The Frenchman tried to swerve round Sharpe, but the Rifleman reached out a hand, checked the Frenchman, then turned him and pushed him towards Frederickson. Frederickson, who had removed his eyepatch and false teeth in honour of the occasion, let the Frenchman come, then kicked him massively between the legs.
The man collapsed. Frederickson stooped and retrieved the man's fallen cigar.
The Frenchman was breathless on the cobbles, his hands clutching a pain that was like a thousand red-hot musket balls exploding outwards from his groin. For a few seconds he could not draw breath, then he gasped and afterwards screamed so loud that even the gulls seemed to be silenced. The provosts twitched towards the sound, then decided that the two Rifle officers were best left in peace.
‘Shut your bloody face, you pimp.' Sharpe slapped the man's cheek hard enough to loosen teeth, then began cutting open his pockets and seams much as if the Frenchman was a battlefield corpse. He found a few coins that he distributed to the women. It was a small gesture, and one that was shrunk to nothing in the face of the women's plight. It was also a gesture that could not be repeated for the sake of every woman who accosted the two Riflemen as they crossed the city's bridge.
To escape the hopeless appeals they ducked into a wineshop where Frederickson, who spoke good French, ordered ham, cheese, bread and wine. Outside the wineshop a legless man swung himself into the gutter where he held out a French infantry shako as a begging bowl.
The weeping women, and the sight of the beggar who had once marched proudly beneath his regiment's eagle, had depressed Sharpe. Nor did the pathetic paper signs pinned to the wineshop's walls help his mood. Frederickson translated the small, handwritten notices. ‘Jean Blanchard, of the hundred and sixth of the line, seeks his wife, Marie, who used to live in the Fishmongers Street. If anyone knows of her please to tell the landlord.' The next was a plea from a mother to anyone who could inform her where her son might be. He had been a Sergeant of the Artillery, and had not been seen or heard of in three years. Another family, moved to Argentan, had left a notice for their three sons in case any should ever come back from the wars. Sharpe tried to count the small notices, but abandoned the effort at a hundred. He supposed the inns and church porches of Britain would be just as thick with such small appeals. Back on the battlefield Sharpe had never somehow thought that a rifle shot could ricochet so far.
‘I suspect we shouldn't have come into the city.' Frederickson pushed his plate aside. The cheese was stale and the wine sour, but it was the stench of a city's despair that had blunted his hunger. ‘Let's hope they give us an early ship.'
At three o'clock Sharpe and Frederickson returned to the Transport Board offices.
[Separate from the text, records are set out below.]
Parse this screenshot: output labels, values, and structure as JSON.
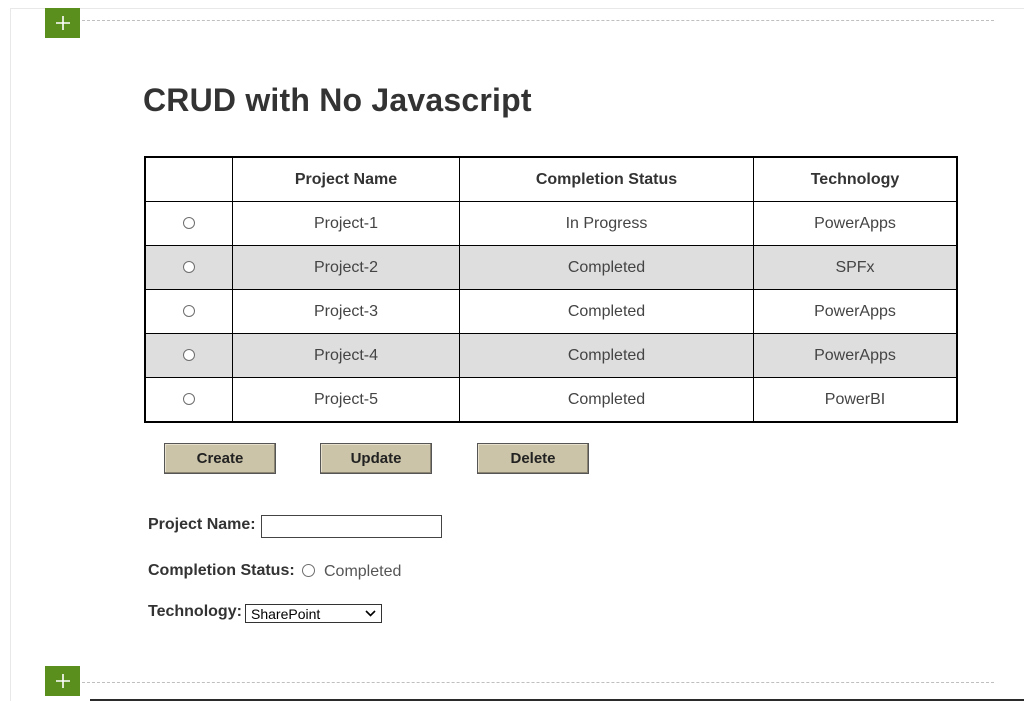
{
  "page": {
    "title": "CRUD with No Javascript",
    "corner_text": "\"\"\""
  },
  "toolbar": {
    "add_section_icon": "plus-icon",
    "accent_color": "#5a8f1e"
  },
  "table": {
    "headers": [
      "",
      "Project Name",
      "Completion Status",
      "Technology"
    ],
    "rows": [
      {
        "name": "Project-1",
        "status": "In Progress",
        "technology": "PowerApps"
      },
      {
        "name": "Project-2",
        "status": "Completed",
        "technology": "SPFx"
      },
      {
        "name": "Project-3",
        "status": "Completed",
        "technology": "PowerApps"
      },
      {
        "name": "Project-4",
        "status": "Completed",
        "technology": "PowerApps"
      },
      {
        "name": "Project-5",
        "status": "Completed",
        "technology": "PowerBI"
      }
    ],
    "shaded_row_color": "#dedede"
  },
  "actions": {
    "create_label": "Create",
    "update_label": "Update",
    "delete_label": "Delete",
    "button_color": "#cbc4a8"
  },
  "form": {
    "project_name_label": "Project Name:",
    "project_name_value": "",
    "completion_status_label": "Completion Status:",
    "completion_status_option": "Completed",
    "technology_label": "Technology:",
    "technology_selected": "SharePoint"
  }
}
They gave their names to a clerk who asked them to wait in an empty counting-house where dust lay thick on the tall desks. Beneath the window one of the two men who had been caught trying to join his wife was being strapped to a triangle for a flogging. Sharpe, remembering the day when he had been flogged, turned away, only to see that a tall, thin, and pale-eyed Provost Captain was staring at him from the counting house doorway.
‘You're Major Sharpe, aren't you, sir?' the Captain asked.
‘Yes.'
‘And you're Frederickson?'
‘Captain Frederickson,' Frederickson insisted.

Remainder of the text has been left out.